The name of the veress needle itself is used to form a pneumoperitoneum. Because at the beginning, the abdominal cavity does not have gas, when the first veress needle is used, the abdominal cavity needs to be inflated with carbon dioxide gas. However, the veress needle is relatively thick, and the tip of the veress needle is very sharp, which can cause great damage to the patient. Therefore, a veress needle should be used when forming the pneumoperitoneum in the first step.
The veress needle is a needle-shaped structure
With a valve at the back end, when performing a pneumoperitoneum operation, the carbon dioxide gas pipe of the gas cylinder is connected here. The tip of the veress needle is not very sharp but is blunt. This is a very excellent design that can protect the operator or the nurse who needs to perform the operation.
Although the veress needle is blunt, when it comes into contact with the skin and is forced to go downwards, the needle will bounce out and form a puncture needle. In this way, as long as it comes into contact with the skin and is forced, the needle will pop out and slowly penetrate the skin, muscle layer, and serous layer, and then reach the abdominal cavity. If you have experience, you can judge whether you have reached the abdominal cavity by feel.
After reaching the abdominal cavity, you should immediately stop inserting it, because the space and gap of the abdominal cavity are relatively small, and continuing to insert it will damage the internal organs. After entering the abdominal cavity, connect the pneumoperitoneum tube for ventilation. The operator or nurse can gently tap the patient's abdomen and see obvious distension of the abdomen. When the distension reaches a certain level, the first veress needle can be inserted. This is the function of the veress needle.
The first thing to pay attention to when piercing with a veress needle is the choice of the puncture hole.
The choice of the puncture hole depends on many factors, such as the size of the uterus, the scope of the surgery, the thickness of the abdominal wall, and surgical scars, and so on.
If it is tubal ovarian surgery, you can choose to puncture at the umbilical point.
When removing a larger uterus, a large ovarian cyst or performing lymph node clearance, the puncture hole and the lens veress needle can be placed 4-6cm at the umbilicus.
If the patient is not tall and has a short distance between the umbilicus and pubic symphysis, a cut on the umbilicus is also required.
Puncture should avoid surgical scars as much as possible to prevent damage to intestinal adhesions.

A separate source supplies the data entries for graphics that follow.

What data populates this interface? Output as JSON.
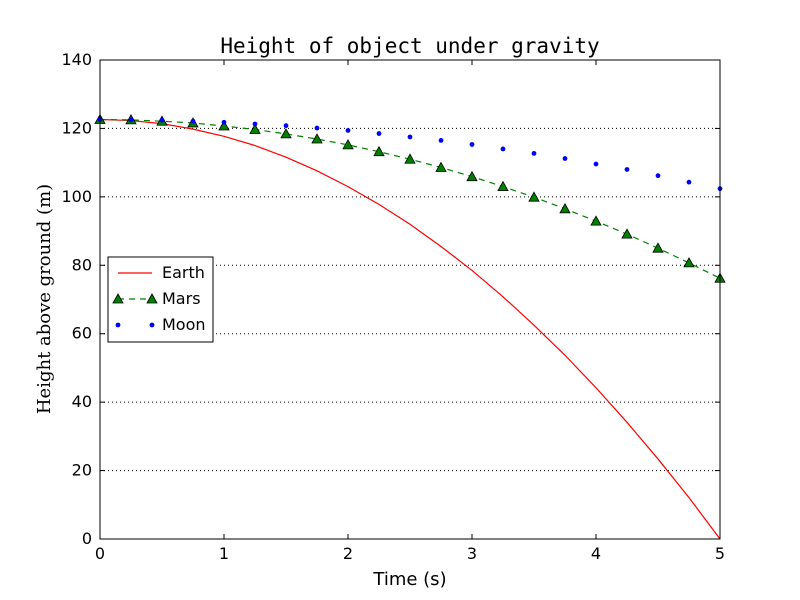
{
  "chart_data": {
    "type": "line",
    "title": "Height of object under gravity",
    "xlabel": "Time (s)",
    "ylabel": "Height above ground (m)",
    "xlim": [
      0,
      5
    ],
    "ylim": [
      0,
      140
    ],
    "xticks": [
      0,
      1,
      2,
      3,
      4,
      5
    ],
    "yticks": [
      0,
      20,
      40,
      60,
      80,
      100,
      120,
      140
    ],
    "grid": "horizontal dotted",
    "legend_position": "center-left",
    "series": [
      {
        "name": "Earth",
        "style": "solid line",
        "color": "#ff0000",
        "x": [
          0,
          0.25,
          0.5,
          0.75,
          1.0,
          1.25,
          1.5,
          1.75,
          2.0,
          2.25,
          2.5,
          2.75,
          3.0,
          3.25,
          3.5,
          3.75,
          4.0,
          4.25,
          4.5,
          4.75,
          5.0
        ],
        "y": [
          122.6,
          122.3,
          121.4,
          119.8,
          117.7,
          115.0,
          111.6,
          107.6,
          103.0,
          97.8,
          92.0,
          85.5,
          78.5,
          70.8,
          62.5,
          53.7,
          44.2,
          34.1,
          23.4,
          12.1,
          0.0
        ]
      },
      {
        "name": "Mars",
        "style": "dashed line with triangle markers",
        "color": "#008000",
        "x": [
          0,
          0.25,
          0.5,
          0.75,
          1.0,
          1.25,
          1.5,
          1.75,
          2.0,
          2.25,
          2.5,
          2.75,
          3.0,
          3.25,
          3.5,
          3.75,
          4.0,
          4.25,
          4.5,
          4.75,
          5.0
        ],
        "y": [
          122.6,
          122.5,
          122.1,
          121.6,
          120.7,
          119.7,
          118.4,
          116.9,
          115.2,
          113.2,
          111.0,
          108.6,
          105.9,
          103.0,
          99.9,
          96.5,
          92.9,
          89.1,
          85.0,
          80.7,
          76.2
        ]
      },
      {
        "name": "Moon",
        "style": "dot markers",
        "color": "#0000ff",
        "x": [
          0,
          0.25,
          0.5,
          0.75,
          1.0,
          1.25,
          1.5,
          1.75,
          2.0,
          2.25,
          2.5,
          2.75,
          3.0,
          3.25,
          3.5,
          3.75,
          4.0,
          4.25,
          4.5,
          4.75,
          5.0
        ],
        "y": [
          122.6,
          122.5,
          122.4,
          122.1,
          121.8,
          121.3,
          120.8,
          120.1,
          119.4,
          118.5,
          117.5,
          116.5,
          115.3,
          114.0,
          112.7,
          111.2,
          109.6,
          108.0,
          106.2,
          104.3,
          102.4
        ]
      }
    ]
  }
}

The puncture site of the veress needle is often the site where the first veress needle is placed, but this is not absolute. If the patient is obese, with loose skin, and a lens veress needle needs to be placed on the umbilicus, it is likely that the veress needle will not be able to reach the abdominal cavity after entering. At this time, in addition to replacing a longer veress needle, another feasible method is to enter the veress needle at the umbilical point. This is the thinnest area in the entire abdomen, with little fatty tissue and easy to enter the abdomen. After the air enters to the set intra-abdominal pressure, the lens veress needle can be placed in the umbilicus position. At this time, due to the raised abdominal pressure, the veress needle is relatively easier to enter.